The Western Australian Government has invested an additional $915,902 in funding through the Community Water Supply Program in 2020-21, assisting the nine local governments to deliver ten projects that will improve their emergency community water capacity and reduce their future use of scheme water.
The shires of Merredin, Mukinbudin, Wyalkatchem (two projects), Chapman Valley, Toodyay, Jerramungup, Plantagenet, Gnowangerup and Lake Grace have all received grants to undertake works, including improving the stormwater reuse network, new pump, pipe and tank facilities and the realignment of catchment channels.
The Western Australian Government’s Community Water Supply Program operates in dryland agricultural areas of the state that receive less than 600mm annual rainfall and are vulnerable to water shortages.
The program, which has already funded over $541,512 for seven regional projects, provides a maximum of $100,000 per project for local government and community groups to develop off-farm community water supplies.
This funding supports the development of new water catchments and dams, improvements to existing surface water catchments and storage dams, tank installation and development of groundwater resources to provide sustainable, fit-for-purpose water supplies which are made available to local communities, especially during dry seasons.
Western Australian Water Minister, Dave Kelly, said, “The McGowan Government is committed to supporting farming communities impacted by climate change.
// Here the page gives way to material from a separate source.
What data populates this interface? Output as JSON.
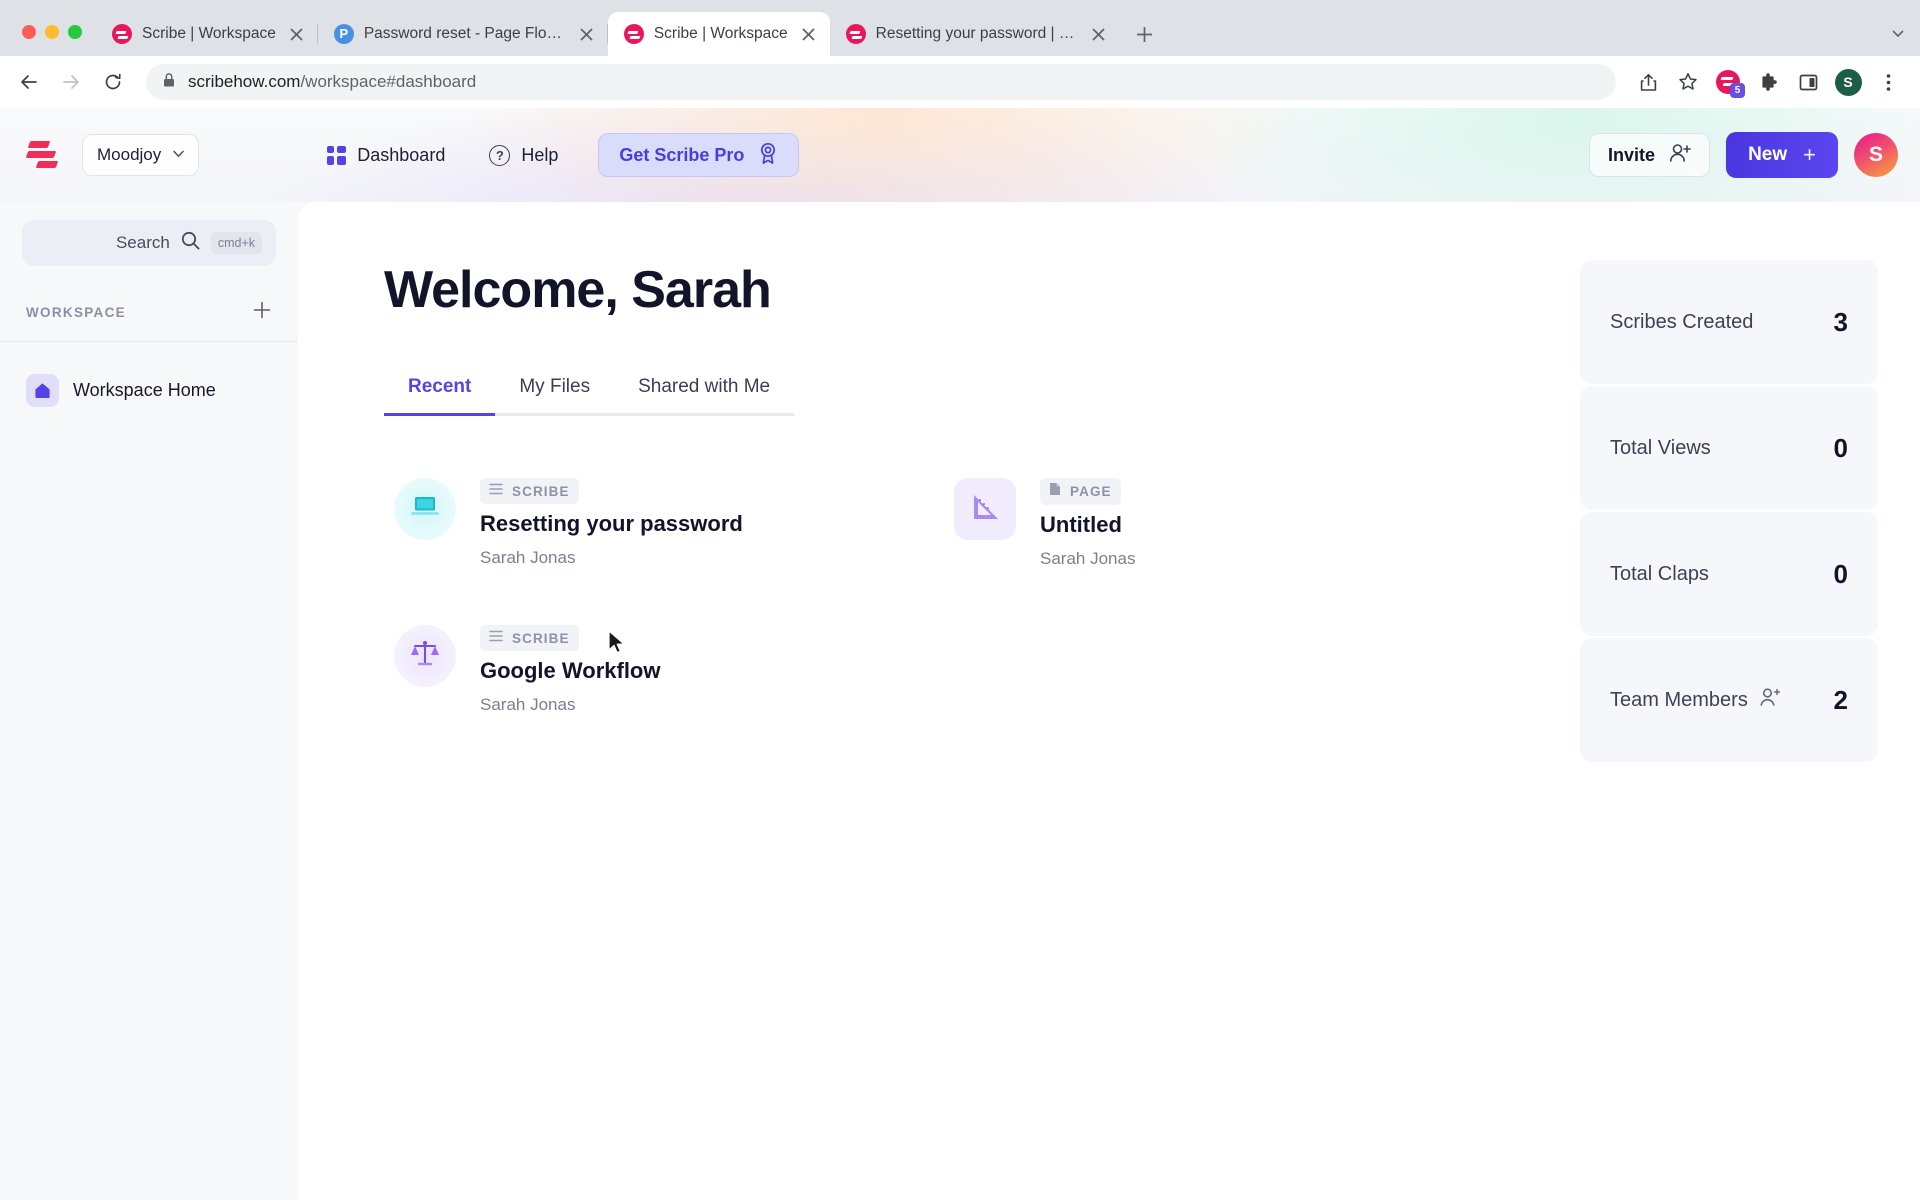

That is why we established the Community Water Supply Program – to provide more water, more efficiently to more regional communities.
“This strategic investment supports the development of emergency community water supplies in areas that are vulnerable to water shortages.
“The design for many of these projects is aimed at taking full advantage of stormwater runoff, including from extreme summer rainfall events predicted as a result of climate change.
“These projects will harvest this water and use it to increase water supply security for dryland towns and communities. This will also provide an alternative water source for emergency livestock and community use, reducing the demand on valuable town scheme water supplies at standpipes.”
Agricultural Region MLC, Darren West, said, “Reliable water supply has become a greater challenge across the agricultural region in a drying climate.
“I thank the Minister for his acknowledgement of this issue and his investment to help resolve this.
“I am proud to be a member of the McGowan Government that is making a record investment in regional infrastructure in WA.”